Officially launched by Minister of Tourism, Arts, Culture, Youth and Sports Datuk Abdul Karim Rahman Hamzah on July 12, the 164-page book sounds like a hefty tome but the writing manages to be both light and to-the-point, leaving the spreads of colour photographs to paint their thousand words and dredged up memories of the years I attended.
For regular festival goers, this book contain information on RWMF that you may have wondered but never wondered enough to ask. When the festival gets going, there is too much to keep up with to even try keeping up with everything.
The typical audience member only wants to know who is playing that night, where a workshop venue is, and where to get food. The logistics and machinery of what makes the festival run is something that few think about. Fortunately, this book addresses a lot of that.
The authors, Gracie Geikie and Lah Wan Yee, spoke to key personalities behind the festival, and honoured their role in making RWMF happen.
People like Deputy Chief Minister Tan Sri Datuk Amar James Jemut Masing, who was the Tourism Minister in 1997, had the task of presenting the idea to the then Chief Minister Tun Pehin Sri Abdul Taib Mahmud.
Taib asked him if he could guarantee that this idea would work, probably because he was just asked to drop a total of RM250,000 for the festival.
Masing responded with, “I cannot guarantee that, but I can guarantee that it will not work if we don’t start.”
It would be impossible to capture and sandwich the true atmosphere and the music of the festival between the pages of a book, and the authors did not bother trying.
Instead, they looked into the evolution of the venue, Sarawak Cultural Village (SCV). They looked into the complementary events and bazaars springing up around the venue, and how other aspects of indigenous culture – crafts, food, tattoos – are being brought forward.

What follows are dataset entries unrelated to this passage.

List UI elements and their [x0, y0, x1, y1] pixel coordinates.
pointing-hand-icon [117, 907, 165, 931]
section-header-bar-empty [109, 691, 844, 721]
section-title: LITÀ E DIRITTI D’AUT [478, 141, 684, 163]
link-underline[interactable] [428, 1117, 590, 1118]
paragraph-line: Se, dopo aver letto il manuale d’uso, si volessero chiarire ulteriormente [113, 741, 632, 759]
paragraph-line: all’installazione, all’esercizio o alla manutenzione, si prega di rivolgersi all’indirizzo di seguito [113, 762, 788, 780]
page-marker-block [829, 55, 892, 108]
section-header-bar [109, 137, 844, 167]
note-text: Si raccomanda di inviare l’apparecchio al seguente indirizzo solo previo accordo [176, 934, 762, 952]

It’s easy to think that the book is about the festival but it is really about the people – those who pushed for it to begin, those who guided its baby steps, those who came as volunteers and stayed as part of the backbone, and those brought word of it out of SCV and in to the greater parts of Malaysia and the world.

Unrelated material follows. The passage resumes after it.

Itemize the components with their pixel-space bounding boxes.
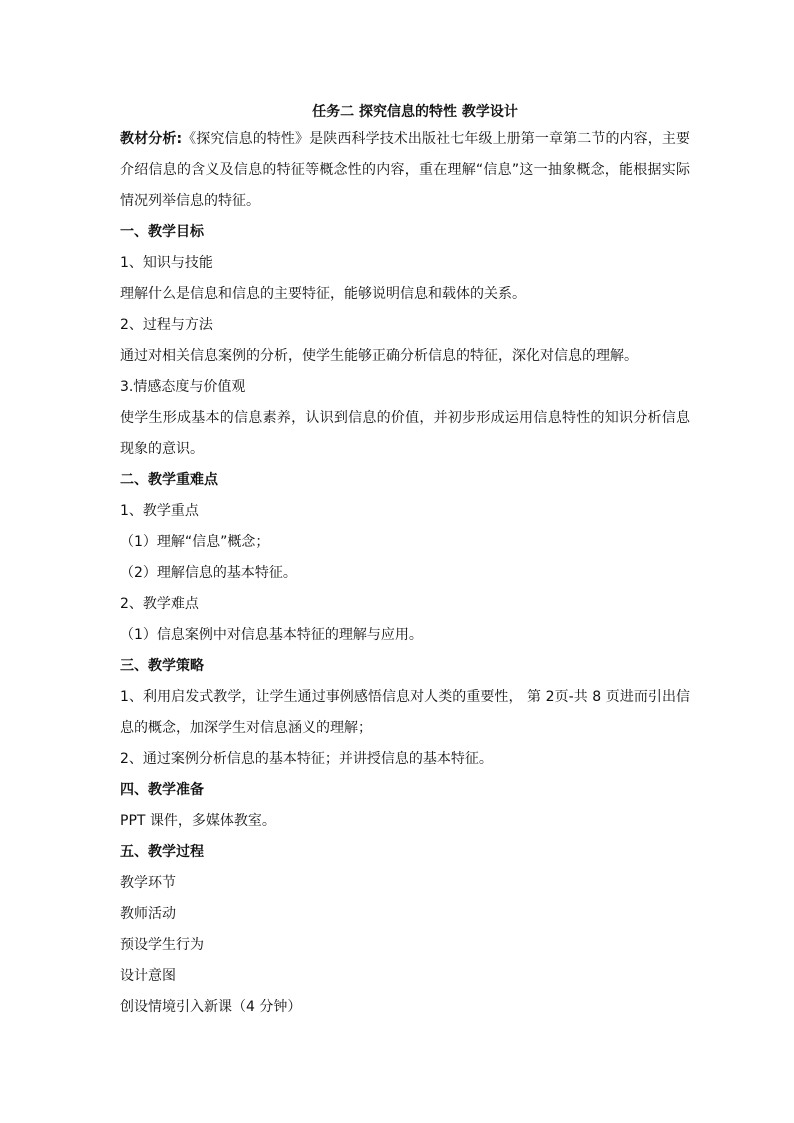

It’s about those who went to earlier festivals, and left dreaming that one day they will be the ones on stage playing to the audience. It’s about longtime guardians of indigenous music and instruments, and about how more young people are playing the sape today than back when RWMF started.
It’s about personal and corporate responsibility, and of countering any environmental damage created by bringing thousands of people to Kuching and the Santubong Peninsular for a weekend.
At 20 years old, it’s safe to say that RWMF isn’t going anywhere, so drop by and say hi.
‘Rainforest World Music Festival – 20 Years of Song and Rhythm in Sarawak’ comes in hard cover (RM200) and paperback (RM180) and contains 164 pages. It was published by Place Borneo Sdn Bhd.